Her face through its tears was alight with faith and hope and charity, and Noormahal's, as she looked, lost its hardness; a dreaminess that was almost tender came to the dry, bright eyes.
'Yea? He knows.'
That night, after the peacocks with their broken plaster tails ceased to show against the growing dusk, there were faint cautious sounds below them, where the two women dug at a grave. For in this, at least, Noormahal had said she could help. It was not finished by dawn; and after that Khôjee worked alone and only by snatches, while Noormahal watched from the door of the inner courtyard, ready to give the alarm should any visitor come--ready also to entertain them.
And the next night Khôjee would have no help at all. How she managed was a marvel, but she did manage. Even Khâdeeja Khânum herself, had she been able to make comments, could scarcely have found fault with any lack of ceremony. And she would certainly have been gratified by her dead-clothes; for Khôjee, with that terrible remorse at her heart, spared nothing from the costume of ceremony. The green satin trousers should deal no more death. And even the silver earrings, the few trumpery silver bracelets, parting from which would have been worse than death to the dead woman, she replaced with facsimiles in 'German.' For silver could be purified by fire, and the living had need of it; while who knew whether the corpse could tell the difference? Not likely, since God was good, and therefore there was no need to be on one's guard against cheating in His Paradise! So, in a way, 'German' was as good as silver there! For poor Khôjee's white soul arrived at right conclusions by curious methods; she worked by them also, and, when that second dawn came, it was a very tired old woman who crept to the string bed set against the door.

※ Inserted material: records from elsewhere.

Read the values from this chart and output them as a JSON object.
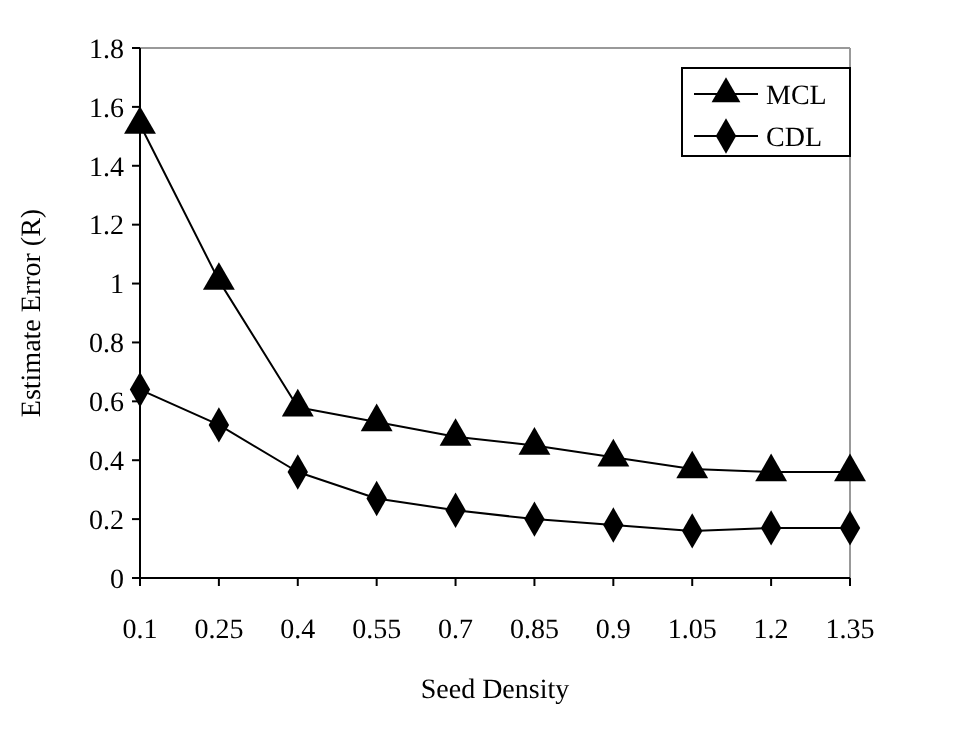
{
  "chart_data": {
    "type": "line",
    "xlabel": "Seed Density",
    "ylabel": "Estimate Error (R)",
    "categories": [
      "0.1",
      "0.25",
      "0.4",
      "0.55",
      "0.7",
      "0.85",
      "0.9",
      "1.05",
      "1.2",
      "1.35"
    ],
    "series": [
      {
        "name": "MCL",
        "color": "#000000",
        "marker": "triangle",
        "values": [
          1.54,
          1.01,
          0.58,
          0.53,
          0.48,
          0.45,
          0.41,
          0.37,
          0.36,
          0.36
        ]
      },
      {
        "name": "CDL",
        "color": "#000000",
        "marker": "diamond",
        "values": [
          0.64,
          0.52,
          0.36,
          0.27,
          0.23,
          0.2,
          0.18,
          0.16,
          0.17,
          0.17
        ]
      }
    ],
    "ylim": [
      0,
      1.8
    ],
    "yticks": [
      0,
      0.2,
      0.4,
      0.6,
      0.8,
      1,
      1.2,
      1.4,
      1.6,
      1.8
    ],
    "grid": false,
    "legend": "top right",
    "line_style": "solid"
  }
}
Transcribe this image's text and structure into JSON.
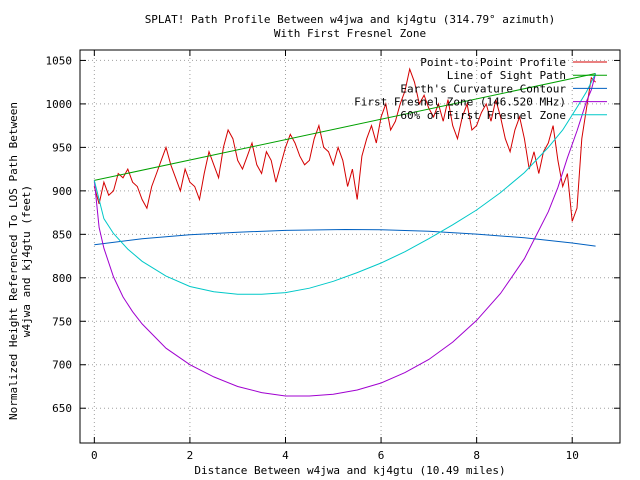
{
  "chart_data": {
    "type": "line",
    "title": "SPLAT! Path Profile Between w4jwa and kj4gtu (314.79° azimuth)",
    "subtitle": "With First Fresnel Zone",
    "xlabel": "Distance Between w4jwa and kj4gtu (10.49 miles)",
    "ylabel_line1": "Normalized Height Referenced To LOS Path Between",
    "ylabel_line2": "w4jwa and kj4gtu (feet)",
    "xlim": [
      -0.3,
      11.0
    ],
    "ylim": [
      610,
      1062
    ],
    "xticks": [
      0,
      2,
      4,
      6,
      8,
      10
    ],
    "yticks": [
      650,
      700,
      750,
      800,
      850,
      900,
      950,
      1000,
      1050
    ],
    "grid": true,
    "legend_position": "top-right",
    "series": [
      {
        "name": "Point-to-Point Profile",
        "color": "#d40000",
        "x": [
          0.0,
          0.1,
          0.2,
          0.3,
          0.4,
          0.5,
          0.6,
          0.7,
          0.8,
          0.9,
          1.0,
          1.1,
          1.2,
          1.3,
          1.4,
          1.5,
          1.6,
          1.7,
          1.8,
          1.9,
          2.0,
          2.1,
          2.2,
          2.3,
          2.4,
          2.5,
          2.6,
          2.7,
          2.8,
          2.9,
          3.0,
          3.1,
          3.2,
          3.3,
          3.4,
          3.5,
          3.6,
          3.7,
          3.8,
          3.9,
          4.0,
          4.1,
          4.2,
          4.3,
          4.4,
          4.5,
          4.6,
          4.7,
          4.8,
          4.9,
          5.0,
          5.1,
          5.2,
          5.3,
          5.4,
          5.5,
          5.6,
          5.7,
          5.8,
          5.9,
          6.0,
          6.1,
          6.2,
          6.3,
          6.4,
          6.5,
          6.6,
          6.7,
          6.8,
          6.9,
          7.0,
          7.1,
          7.2,
          7.3,
          7.4,
          7.5,
          7.6,
          7.7,
          7.8,
          7.9,
          8.0,
          8.1,
          8.2,
          8.3,
          8.4,
          8.5,
          8.6,
          8.7,
          8.8,
          8.9,
          9.0,
          9.1,
          9.2,
          9.3,
          9.4,
          9.5,
          9.6,
          9.7,
          9.8,
          9.9,
          10.0,
          10.1,
          10.2,
          10.3,
          10.4,
          10.49
        ],
        "values": [
          905,
          885,
          910,
          895,
          900,
          920,
          915,
          925,
          910,
          905,
          890,
          880,
          905,
          920,
          935,
          950,
          930,
          915,
          900,
          925,
          910,
          905,
          890,
          920,
          945,
          930,
          915,
          950,
          970,
          960,
          935,
          925,
          940,
          955,
          930,
          920,
          945,
          935,
          910,
          930,
          950,
          965,
          955,
          940,
          930,
          935,
          960,
          975,
          950,
          945,
          930,
          950,
          935,
          905,
          925,
          890,
          940,
          960,
          975,
          955,
          985,
          1000,
          970,
          980,
          1000,
          1015,
          1040,
          1025,
          1000,
          1010,
          995,
          985,
          1000,
          980,
          1005,
          975,
          960,
          985,
          1000,
          970,
          975,
          990,
          1000,
          980,
          1005,
          985,
          960,
          945,
          970,
          985,
          960,
          925,
          945,
          920,
          945,
          955,
          975,
          935,
          905,
          920,
          865,
          880,
          960,
          995,
          1030,
          1025
        ]
      },
      {
        "name": "Line of Sight Path",
        "color": "#00a000",
        "x": [
          0.0,
          10.49
        ],
        "values": [
          912,
          1035
        ]
      },
      {
        "name": "Earth's Curvature Contour",
        "color": "#0060c0",
        "x": [
          0.0,
          1.0,
          2.0,
          3.0,
          4.0,
          5.245,
          6.0,
          7.0,
          8.0,
          9.0,
          10.0,
          10.49
        ],
        "values": [
          838,
          845,
          849.5,
          852.5,
          854.5,
          855.5,
          855.2,
          853.5,
          850.3,
          846,
          840,
          836.5
        ]
      },
      {
        "name": "First Fresnel Zone (146.520 MHz)",
        "color": "#a000d0",
        "x": [
          0.0,
          0.1,
          0.2,
          0.4,
          0.6,
          0.8,
          1.0,
          1.5,
          2.0,
          2.5,
          3.0,
          3.5,
          4.0,
          4.5,
          5.0,
          5.5,
          6.0,
          6.5,
          7.0,
          7.5,
          8.0,
          8.5,
          9.0,
          9.5,
          9.7,
          9.9,
          10.1,
          10.3,
          10.4,
          10.49
        ],
        "values": [
          912,
          858,
          834,
          801,
          778,
          761,
          747,
          719,
          700,
          686,
          675,
          668,
          664,
          664,
          666,
          671,
          679,
          691,
          706,
          726,
          751,
          782,
          822,
          876,
          904,
          938,
          969,
          1003,
          1016,
          1035
        ]
      },
      {
        "name": "60% of First Fresnel Zone",
        "color": "#00c8c8",
        "x": [
          0.0,
          0.2,
          0.4,
          0.7,
          1.0,
          1.5,
          2.0,
          2.5,
          3.0,
          3.5,
          4.0,
          4.5,
          5.0,
          5.5,
          6.0,
          6.5,
          7.0,
          7.5,
          8.0,
          8.5,
          9.0,
          9.5,
          9.8,
          10.1,
          10.3,
          10.49
        ],
        "values": [
          912,
          868,
          851,
          833,
          819,
          802,
          790,
          784,
          781,
          781,
          783,
          788,
          796,
          806,
          817,
          830,
          845,
          861,
          878,
          898,
          921,
          950,
          970,
          996,
          1014,
          1035
        ]
      }
    ]
  }
}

But she rose again early, and telling Noormahal that, since there was now no one in the house but herself while marketings were going on, she had better keep the inner door closed, went off to the bazaar. She limped more than ever because of her tiredness, yet she sped through the streets quicker than usual, since, for the first time in her life, she went with her face uncovered. There was a breathlessness in that old face, and the old hands that held the knotted corner of her veil, wherein she had tied every available morsel of silver, every scrap of gold lace or ornament for which even a farthing could be got, were clasped on each other with almost painful tension.

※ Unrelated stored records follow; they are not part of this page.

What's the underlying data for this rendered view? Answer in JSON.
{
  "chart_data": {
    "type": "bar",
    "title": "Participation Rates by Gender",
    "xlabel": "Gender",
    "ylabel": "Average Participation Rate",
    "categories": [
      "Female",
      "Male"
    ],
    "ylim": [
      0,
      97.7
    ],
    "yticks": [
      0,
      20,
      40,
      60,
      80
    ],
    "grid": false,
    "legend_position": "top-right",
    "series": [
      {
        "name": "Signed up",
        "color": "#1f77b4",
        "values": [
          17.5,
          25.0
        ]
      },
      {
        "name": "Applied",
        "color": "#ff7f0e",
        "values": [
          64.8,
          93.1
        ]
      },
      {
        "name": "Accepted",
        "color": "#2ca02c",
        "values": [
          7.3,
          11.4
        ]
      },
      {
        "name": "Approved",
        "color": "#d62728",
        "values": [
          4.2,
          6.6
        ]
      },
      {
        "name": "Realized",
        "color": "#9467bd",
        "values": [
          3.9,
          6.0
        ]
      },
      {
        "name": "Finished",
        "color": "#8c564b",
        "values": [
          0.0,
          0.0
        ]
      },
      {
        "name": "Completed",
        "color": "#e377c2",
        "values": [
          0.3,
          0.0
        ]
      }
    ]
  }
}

'Lo, brother!' she said mildly to the goldsmith, 'what matters a ruthi or two. Weigh it quick, and give what is just. What is just! that is all I ask.'
It was not much, that bare justice, but it was something; and there was still a rupee or two over from the 'Essence of Happiness,' from the unavoidable expenses of that secret burial. So she passed hurriedly to a grain-merchant's shop.
Here she felt lost for a moment, lost, in the magnitude of what she needed to one whose purchases for many years had been a bare day's supply.
'It is for a wedding, likely?' asked the grain-dealer curiously.
'Likely,' she echoed softly. Her very brain felt tired, and it seemed to her confusedly as if, after all, it might be a wedding. The Lord-sahib might send help, Noormahal might be saved, Jehân might come back to her. All things were possible to patience; and she, Khôjee, was patient enough, surely?